New robot smoker to help understand lung diseases

Harvard scientists have developed a new robotic smoker, an instrument that puffs away cigarettes like a human and is integrated with a lung-on-chip, which may help understand how different people respond to smoke.
While it is well known that cigarette smoking is a major cause of lung disease and a key exacerbating factor for those suffering from chronic obstructive pulmonary disease (COPD), it has not been possible to effectively model its deleterious effects on human lungs under normal breathing conditions.
Researchers at Wyss Institute for Biologically Inspired Engineering at Harvard University in the US developed the instrument that can 'breathe' in and out, actively smoke regular and electronic cigarettes much like a human and deliver the smoke to microfluidic organs-on-chips lined by human lung small airway cells isolated from non-smokers or COPD patients.

The integrated smoking system enables a better understanding of smoke-related pathological changes in individual smokers, and could facilitate the discovery of more accurate biomarkers and new therapeutic targets.
Classical culture systems with human small airway cells are unable to reproduce the breathing motions of the lung and commonly used laboratory animals cannot reflect human smoking because they breathe through their noses and their inflammatory responses differ from those in humans.
In addition, human clinical studies show great variability in the physiological and biochemical responses between patients, and they usually do not allow direct comparisons of smoke-exposure versus no-exposure in the same individual.

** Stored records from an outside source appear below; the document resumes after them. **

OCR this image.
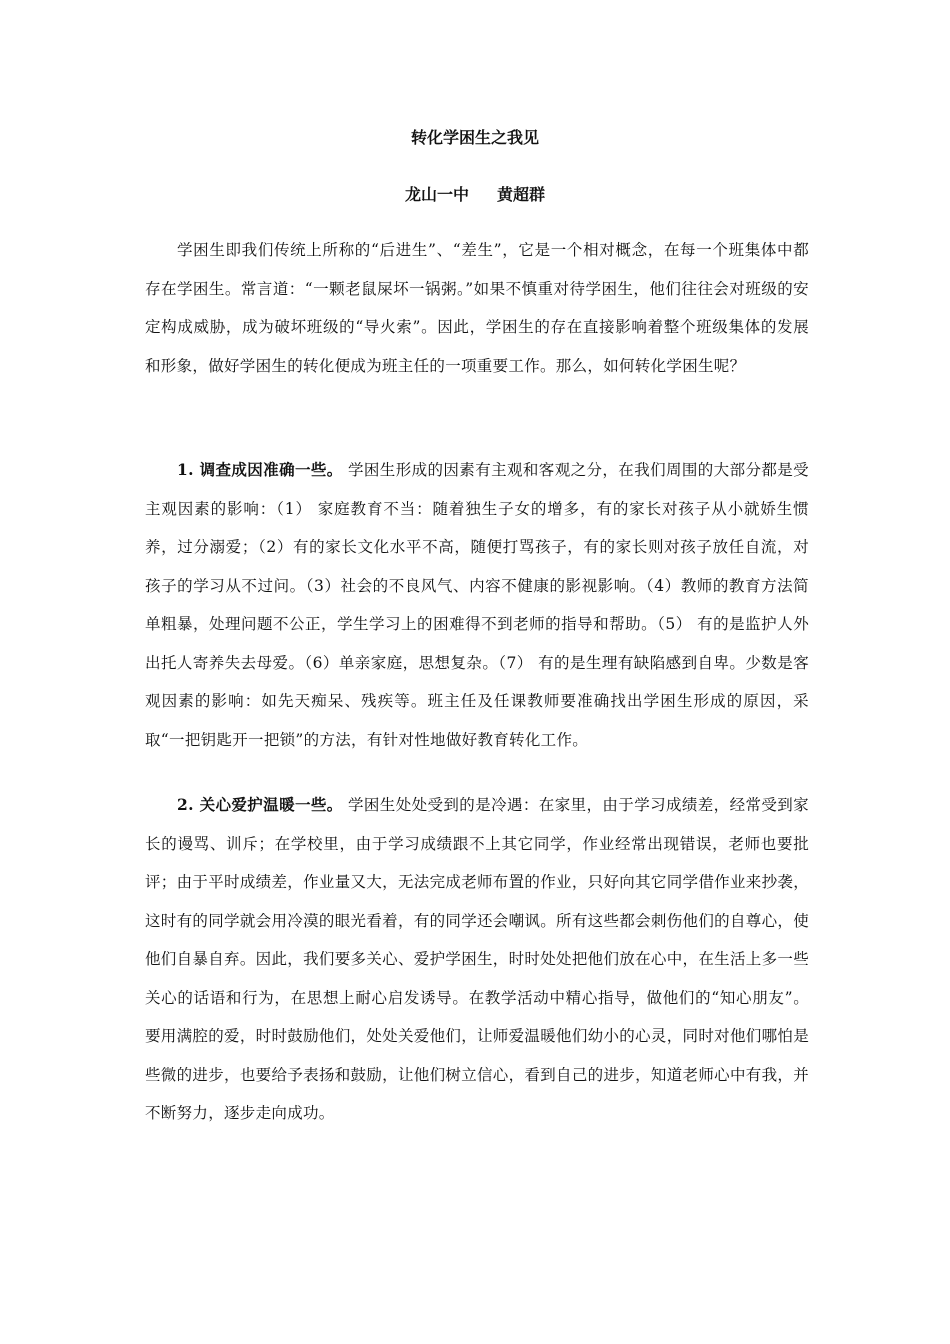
转化学困生之我见
龙山一中 黄超群

学困生即我们传统上所称的“后进生”、“差生”，它是一个相对概念，在每一个班集体中都存在学困生。常言道：“一颗老鼠屎坏一锅粥。”如果不慎重对待学困生，他们往往会对班级的安定构成威胁，成为破坏班级的“导火索”。因此，学困生的存在直接影响着整个班级集体的发展和形象，做好学困生的转化便成为班主任的一项重要工作。那么，如何转化学困生呢？

1. 调查成因准确一些。 学困生形成的因素有主观和客观之分，在我们周围的大部分都是受主观因素的影响：（1） 家庭教育不当：随着独生子女的增多，有的家长对孩子从小就娇生惯养，过分溺爱；（2）有的家长文化水平不高，随便打骂孩子，有的家长则对孩子放任自流，对孩子的学习从不过问。（3）社会的不良风气、内容不健康的影视影响。（4）教师的教育方法简单粗暴，处理问题不公正，学生学习上的困难得不到老师的指导和帮助。（5） 有的是监护人外出托人寄养失去母爱。（6）单亲家庭，思想复杂。（7） 有的是生理有缺陷感到自卑。少数是客观因素的影响：如先天痴呆、残疾等。班主任及任课教师要准确找出学困生形成的原因，采取“一把钥匙开一把锁”的方法，有针对性地做好教育转化工作。

2. 关心爱护温暖一些。 学困生处处受到的是冷遇：在家里，由于学习成绩差，经常受到家长的谩骂、训斥；在学校里，由于学习成绩跟不上其它同学，作业经常出现错误，老师也要批评；由于平时成绩差，作业量又大，无法完成老师布置的作业，只好向其它同学借作业来抄袭，这时有的同学就会用冷漠的眼光看着，有的同学还会嘲讽。所有这些都会刺伤他们的自尊心，使他们自暴自弃。因此，我们要多关心、爱护学困生，时时处处把他们放在心中，在生活上多一些关心的话语和行为，在思想上耐心启发诱导。在教学活动中精心指导，做他们的“知心朋友”。要用满腔的爱，时时鼓励他们，处处关爱他们，让师爱温暖他们幼小的心灵，同时对他们哪怕是些微的进步，也要给予表扬和鼓励，让他们树立信心，看到自己的进步，知道老师心中有我，并不断努力，逐步走向成功。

Leveraging the previously developed human lung small airway-on-a-chip model for inflammatory disorders including COPD and asthma, researchers designed a smoking instrument that integrates with the airway chips and recapitulates smoking behaviour with cells derived from healthy people and patients with COPD.

"The device enables us for the first time to compare responses of human small airway tissues, from both normal individuals and COPD patients, before and after they are exposed to cigarette smoke delivered through physiological breathing outside the human body," said Donald Ingber, professor at Harvard Medical School in the US.
"We can now begin to decipher which cell types, cellular functions and genes contribute to smoke-induced injury in normal lung, as well as during COPD exacerbations in individual patients, and thereby, identify common as well as patient-specific disease factors," said Ingber.

"We combined the small airway-on-a-chip with a smoking machine that burns cigarettes and a microrespirator that inhales and exhales small volumes of cigarette smoke and fresh air in and out of the epithelium-lined channel in programmable intervals mimicking true smoking behaviour," said Richard Novak, from the Wyss Institute.